You could say that her traumatic experience in the caves might represent the culmination of a series of minor crises Adela undergoes in the novel as her cerebral self keeps getting gob smacked by her unpredictable emotional life. Particularly in her relationship with Ronny, Adela is constantly puzzled over the fact that their interactions are so...ordinary. There are no dramatic speeches, declarations of love, romantic letters, tears, embraces, and more tears. There's just the touch of a hand in a car, and poof, they're engaged.
Which brings us to the caves. What actually happens to Adela continues to be the subject of debate. Forster intentionally left that crucial narrative morsel out of the novel. And in Adela's explanation of what happened after the cave incident, she stresses that "[h]e never actually touched me once" (2.22.2). So what does this cave episode tell us about Adela?
Well, given the clueless way she goes about thinking about love and marriage, one way to look at the scene is to side with Fielding. Adele's situation is pathetic. Her whole charge against Aziz is just the hysterical fantasy of a silly, self-absorbed girl. She may have been "attacked," but the attack was a hallucination driven by her need for drama, by her disappointment with how bored she is with travel and with her love life. You could be even more cynical, as some critics are, and suggest that the fact that she's thinking about India and love right before she enters the cave indicates that her attack is an erotic fantasy, driven by a sexual attraction to Aziz that would have been unthinkable to act on in that time.
Perhaps. Or you could follow Fielding one step further. Even Fielding realizes that he was a little hard on Adela, and he's struck by her sincerity in their conversations after the trial. While the rest of the Anglo-Indians went nuts with racial hysteria, Adela was, in a way, saved by her own dispassionate way of looking at things, the very quality that made her such a "pathetic product of Western education" in the first place.

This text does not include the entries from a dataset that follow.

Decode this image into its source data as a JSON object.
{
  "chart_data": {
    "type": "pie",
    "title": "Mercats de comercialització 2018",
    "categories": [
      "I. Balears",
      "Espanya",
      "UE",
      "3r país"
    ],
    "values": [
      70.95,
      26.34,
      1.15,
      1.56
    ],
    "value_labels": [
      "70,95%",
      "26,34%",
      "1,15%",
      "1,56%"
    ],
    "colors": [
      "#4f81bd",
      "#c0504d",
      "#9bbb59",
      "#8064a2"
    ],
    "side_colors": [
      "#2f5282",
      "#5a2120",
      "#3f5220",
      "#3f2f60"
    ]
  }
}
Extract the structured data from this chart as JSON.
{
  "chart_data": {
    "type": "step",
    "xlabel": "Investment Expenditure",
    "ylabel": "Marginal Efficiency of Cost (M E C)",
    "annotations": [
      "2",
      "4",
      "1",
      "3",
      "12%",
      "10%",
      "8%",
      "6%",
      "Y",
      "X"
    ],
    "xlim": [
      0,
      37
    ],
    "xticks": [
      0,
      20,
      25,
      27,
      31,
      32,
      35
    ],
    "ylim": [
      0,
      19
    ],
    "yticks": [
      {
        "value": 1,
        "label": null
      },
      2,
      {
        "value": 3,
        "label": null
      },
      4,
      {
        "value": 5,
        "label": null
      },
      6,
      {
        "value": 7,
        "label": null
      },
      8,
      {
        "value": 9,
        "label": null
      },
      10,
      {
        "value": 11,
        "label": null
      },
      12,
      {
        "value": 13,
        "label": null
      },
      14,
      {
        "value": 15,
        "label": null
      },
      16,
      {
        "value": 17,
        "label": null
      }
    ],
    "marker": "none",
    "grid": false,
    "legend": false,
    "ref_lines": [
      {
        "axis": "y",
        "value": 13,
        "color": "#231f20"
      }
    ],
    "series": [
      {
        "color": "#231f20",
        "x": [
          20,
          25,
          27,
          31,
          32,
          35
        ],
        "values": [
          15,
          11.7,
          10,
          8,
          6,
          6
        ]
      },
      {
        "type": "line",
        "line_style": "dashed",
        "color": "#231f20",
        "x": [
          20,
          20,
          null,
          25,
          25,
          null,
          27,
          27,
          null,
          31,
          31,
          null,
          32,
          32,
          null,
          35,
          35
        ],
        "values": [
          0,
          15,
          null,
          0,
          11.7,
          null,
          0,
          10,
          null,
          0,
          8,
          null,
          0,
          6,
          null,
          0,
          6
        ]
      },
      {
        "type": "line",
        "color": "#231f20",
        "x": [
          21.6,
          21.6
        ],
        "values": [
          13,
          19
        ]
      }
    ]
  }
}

We will never know what actually happened in the cave, but it's useful to keep in mind Fielding's thought that after the trial, Adela "was no longer examining life, but being examined by it; she had become a real person" (2.26.68). As her name implies, Adela is no longer on a quest, but being "quested." The stress is no longer on the "real India," but on Adela as a "real person." Does the novel really give Adela a chance to become a real person? Your answer to that question depends on how you fill in the gap in the cave.